Sheetmetal is primarily made of either aluminum or stainless steel but that certainly doesn’t mean that other metals can’t be used to make it as well. Silver, gold and platinum can be produced in a fine sheet form, or foil, for decorative uses. Stainless steel and aluminum are the most commonly used in many facets of our lives so they will be the main focus.
Stainless steel comes in three main grades. Grade 304, 316, and 410. Grade 304 is the most frequently used because it is easily welded and maintains its formability while also offering good corrosion protection. Grade 316 stainless steel sheetmetal is often used in valves, chemical equipment, and marine applications because it offers even more corrosion resistance than Grade 304 steel and maintains its strength at higher temperatures as well. Both grades 304 and 316 come in a few finishes to choose from. However, Grade 410 only comes in one finish, which is dull. It is heat treatable, but has a lower corrosion threshold. This grade is often used for your cutlery.
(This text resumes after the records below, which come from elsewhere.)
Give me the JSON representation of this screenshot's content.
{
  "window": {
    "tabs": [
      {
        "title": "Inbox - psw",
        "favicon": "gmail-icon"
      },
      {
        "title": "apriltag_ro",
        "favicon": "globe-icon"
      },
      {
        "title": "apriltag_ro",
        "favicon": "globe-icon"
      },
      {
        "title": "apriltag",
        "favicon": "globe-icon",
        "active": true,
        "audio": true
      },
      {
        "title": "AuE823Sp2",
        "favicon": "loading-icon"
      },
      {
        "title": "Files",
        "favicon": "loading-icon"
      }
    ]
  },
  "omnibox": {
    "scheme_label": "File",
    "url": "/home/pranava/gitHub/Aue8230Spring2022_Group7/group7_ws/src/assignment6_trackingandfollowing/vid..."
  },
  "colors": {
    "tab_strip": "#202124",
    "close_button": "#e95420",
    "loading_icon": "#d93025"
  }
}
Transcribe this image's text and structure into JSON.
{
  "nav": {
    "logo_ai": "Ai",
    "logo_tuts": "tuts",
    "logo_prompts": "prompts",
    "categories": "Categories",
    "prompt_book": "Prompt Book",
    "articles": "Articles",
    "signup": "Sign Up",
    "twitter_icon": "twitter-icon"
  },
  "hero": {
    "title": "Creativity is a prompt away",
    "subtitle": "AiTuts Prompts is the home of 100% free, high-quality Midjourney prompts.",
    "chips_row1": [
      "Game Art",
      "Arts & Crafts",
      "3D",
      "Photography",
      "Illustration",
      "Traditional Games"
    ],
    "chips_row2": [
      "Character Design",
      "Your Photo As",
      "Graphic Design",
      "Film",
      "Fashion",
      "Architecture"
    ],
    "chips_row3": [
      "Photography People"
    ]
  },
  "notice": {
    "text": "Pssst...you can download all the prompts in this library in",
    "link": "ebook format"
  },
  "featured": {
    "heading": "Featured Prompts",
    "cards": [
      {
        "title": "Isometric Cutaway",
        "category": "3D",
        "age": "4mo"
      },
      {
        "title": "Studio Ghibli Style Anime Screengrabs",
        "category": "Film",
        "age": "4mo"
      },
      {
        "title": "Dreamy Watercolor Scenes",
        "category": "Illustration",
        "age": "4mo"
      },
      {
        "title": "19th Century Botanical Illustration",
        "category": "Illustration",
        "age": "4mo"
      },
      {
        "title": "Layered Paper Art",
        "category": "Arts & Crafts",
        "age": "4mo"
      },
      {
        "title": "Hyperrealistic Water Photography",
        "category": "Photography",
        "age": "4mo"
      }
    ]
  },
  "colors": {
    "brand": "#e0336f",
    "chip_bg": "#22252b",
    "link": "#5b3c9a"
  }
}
Aluminum is also quite popular in the sheetmetal world. It is flexible, has a gigantic variety of uses, from daily household items to building material, and is extremely cost effective. Aluminum sheetmetal comes in four main grades; 1100-H14, 3003-H14, 5052-H32, and 6061-T6. 1100-H14 is considered commercially pure as well as weather resistant and highly chemical. It is pliable enough to be used in the deep drawing process and is weld able, however, it is not very strong. 100-H14 aluminum sheetmetal is routinely used in chemical processing equipment, light reflectors, and surprisingly, jewelry. Grade 3003-H14 is stronger than 1100-H14 and is still corrosion resistant and maintains its formability as well as the low cost. It is also weld able which makes it perfect for uses in stamping, spun and drawn parts, storage tanks, and common things like mailboxes, cabinets, and fan blades. 5052-H32 is flexible, corrosion resistant, and is weld able but it stronger than Grade 3003-H14. It is often used for storage tanks, pressure vessels and electronic chassis. The final most typical Grade is 6061-T6. This is a heat-treated aluminum alloy. It is stronger than the other three common types used and is weld able and maintains corrosion resistance, but it is not as formable. It also tends to lose some of its strength when welded. Often times this grade is used in modern aircraft structures, bicycle frames and components, and even some firearm parts.
Sheetmetal plays an important role in our lives, even though most of us don’t think about it on a regular basis. A lot of work goes into trivial things in our lives and we need to remember that. Next time you are in a plane you can thank the “tin bashers” for their hard work and dedication. The sheetmetal industry is incredibly important for our economy because it employs so many of our fellow Americans and produces billions of dollars. We must continue to support this industry because it plays a big part in our lives.